Sunday, February 13, 2011

A School Where Nobody Has To Pass

One of the benefits of working in an incomparably diverse school is the opportunity it provides for discussions of race and class. Students and teachers at Crossroads College Prep openly talk about how their lives are affected by their skin color, their socio-economic situation, and the way that they view themselves and others view them.

I thought about this recently as I listened to a fascinating speech by Princeton University historian Martha Sandweis on her book Passing Strange: A Gilded Age Tale of Love and Deception Across the Color Line. In her work of non-fiction, Sandweis traces the double life of Clarence King, a 19th Century scientist, explorer, and friend of Presidents and Secretaries of State. King was a blond haired, blue-blood member of the East Coast intellectual elite who dined with the upper echelons of post-Civil War America; however, unknown to many, King also had a second life existence as an African-American in Brooklyn with a wife and family who thought he was a black Pullman Porter named Clarence Todd. (I have attached a link to a New York Times review of the book below.)

Sandweis uses the story of Clarence King/Todd to explore uniquely American, and even more particularly New York, concepts of race and class. As Sandweis shows, this story could only have happened in New York City at the turn of the century, and while she may have been telling the tale of one man, she is really explaining America’s tortured concepts of race.

I thought about Crossroads College Prep as I listened to Sandweis. In a school that is almost fifty-fifty white/students of color, race and class are concepts that we are constantly thinking about and with which we are grappling. For we know that diversity is really only the first step toward creating the kind of community we want. As the National Association of Independent Schools (NAIS) says, diversity is merely a quantitative measurement: it shows what the population looks like. To be the school we wish to be, we need to be constantly taking the next step and looking at how to be an even more inclusive community, and that’s why in the Crossroads College Preparatory School Mission Statement, we stress that we are both diverse and inclusive. In St. Louis, we can point out places that are diverse in terms of the types of people present, but the people that are there don’t really interact with each other in a meaningful way. We want our school to be much more than that and to be a refuge from the racial polarization that has characterized our city for far too long.

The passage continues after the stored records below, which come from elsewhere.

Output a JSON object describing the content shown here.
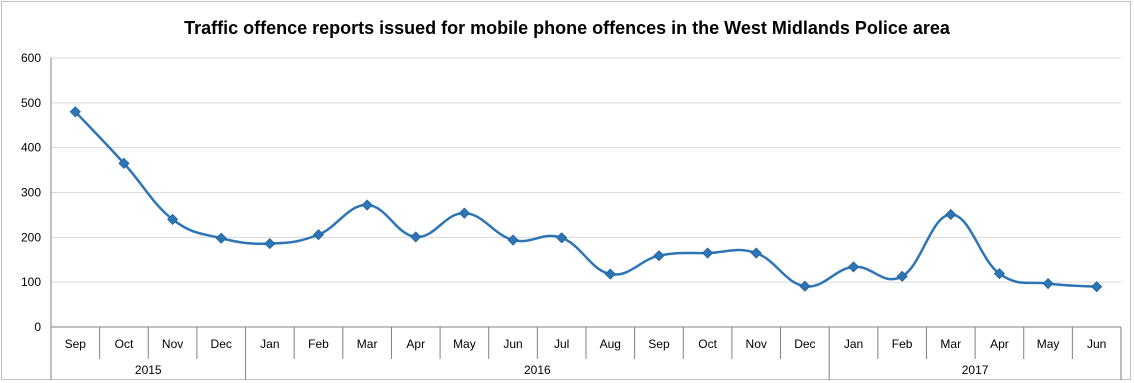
{
  "chart_data": {
    "type": "line",
    "title": "Traffic offence reports issued for mobile phone offences in the West Midlands Police area",
    "xlabel": "",
    "ylabel": "",
    "ylim": [
      0,
      600
    ],
    "yticks": [
      0,
      100,
      200,
      300,
      400,
      500,
      600
    ],
    "grid": true,
    "legend": "none",
    "categories": [
      "Sep",
      "Oct",
      "Nov",
      "Dec",
      "Jan",
      "Feb",
      "Mar",
      "Apr",
      "May",
      "Jun",
      "Jul",
      "Aug",
      "Sep",
      "Oct",
      "Nov",
      "Dec",
      "Jan",
      "Feb",
      "Mar",
      "Apr",
      "May",
      "Jun"
    ],
    "year_groups": [
      {
        "label": "2015",
        "count": 4
      },
      {
        "label": "2016",
        "count": 12
      },
      {
        "label": "2017",
        "count": 6
      }
    ],
    "series": [
      {
        "values": [
          480,
          365,
          240,
          198,
          186,
          206,
          272,
          201,
          254,
          194,
          199,
          118,
          159,
          165,
          165,
          91,
          134,
          113,
          251,
          119,
          97,
          90
        ]
      }
    ],
    "colors": {
      "line": "#2e75b6",
      "marker": "#2e75b6",
      "grid": "#d9d9d9",
      "axis": "#808080"
    }
  }
}
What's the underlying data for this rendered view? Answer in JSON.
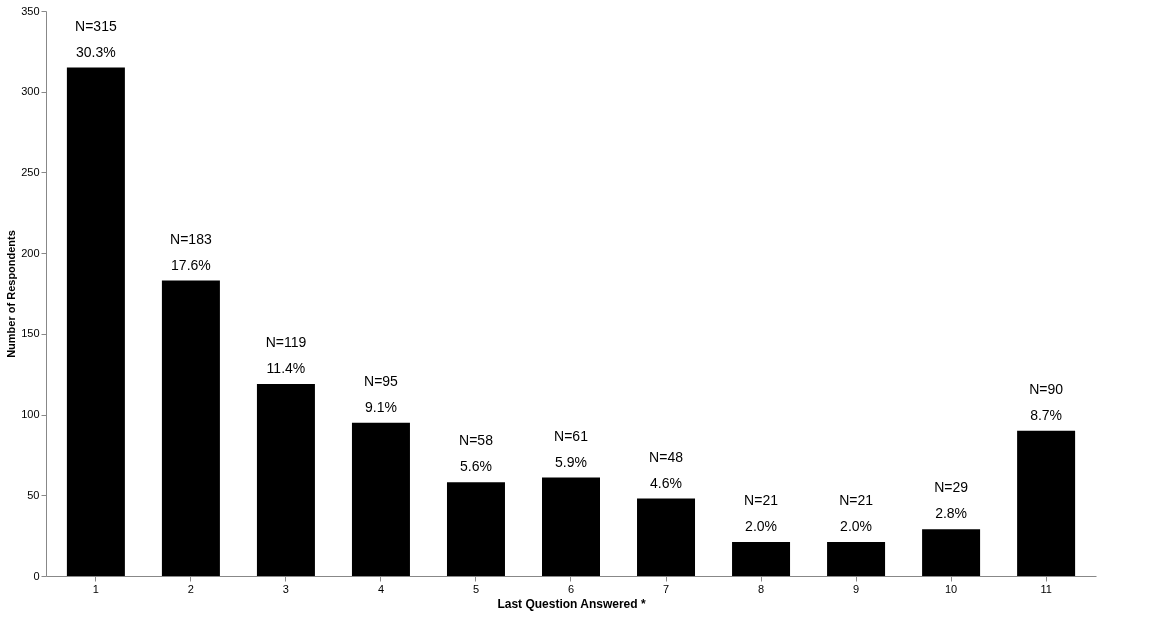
{
  "chart_data": {
    "type": "bar",
    "xlabel": "Last Question Answered *",
    "ylabel": "Number of Respondents",
    "categories": [
      "1",
      "2",
      "3",
      "4",
      "5",
      "6",
      "7",
      "8",
      "9",
      "10",
      "11"
    ],
    "values": [
      315,
      183,
      119,
      95,
      58,
      61,
      48,
      21,
      21,
      29,
      90
    ],
    "value_labels": [
      "N=315\n30.3%",
      "N=183\n17.6%",
      "N=119\n11.4%",
      "N=95\n9.1%",
      "N=58\n5.6%",
      "N=61\n5.9%",
      "N=48\n4.6%",
      "N=21\n2.0%",
      "N=21\n2.0%",
      "N=29\n2.8%",
      "N=90\n8.7%"
    ],
    "color": "#000000",
    "ylim": [
      0,
      350
    ],
    "yticks": [
      0,
      50,
      100,
      150,
      200,
      250,
      300,
      350
    ],
    "grid": false
  }
}
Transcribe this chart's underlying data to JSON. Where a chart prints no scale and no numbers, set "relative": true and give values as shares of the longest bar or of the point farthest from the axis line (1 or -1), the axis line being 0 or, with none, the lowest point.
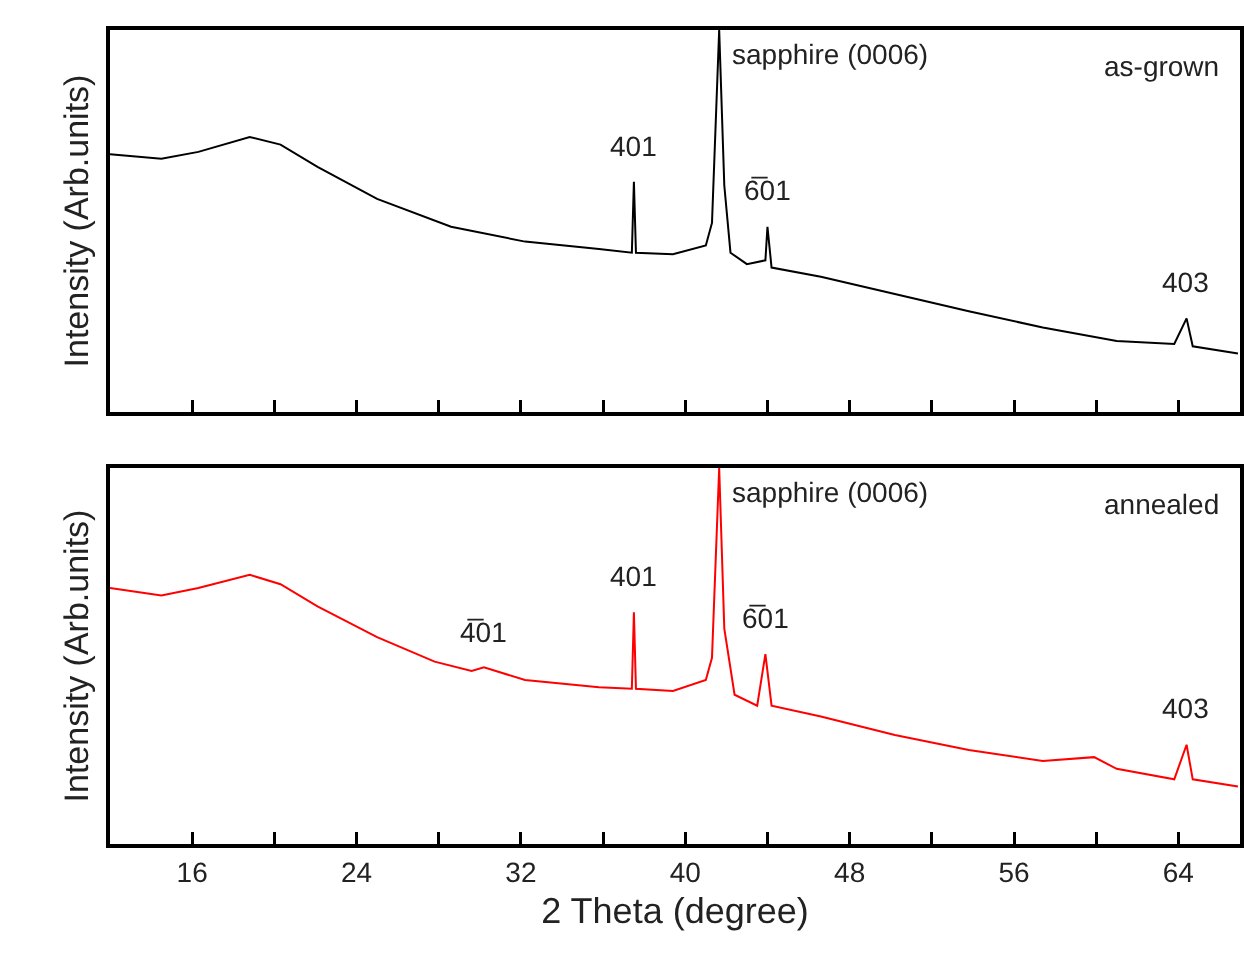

All too often, adolescents have to hide who they are for a variety of reason ranging from simple peer pressure to feeling like they truly don’t belong in the community. We hope that having young men and young women in a school that is both diverse and inviting allows them to be who they are so they can become who they want to be. If we can provide all of our students with this experience, hopefully, they will never feel like they have to pass for someone else.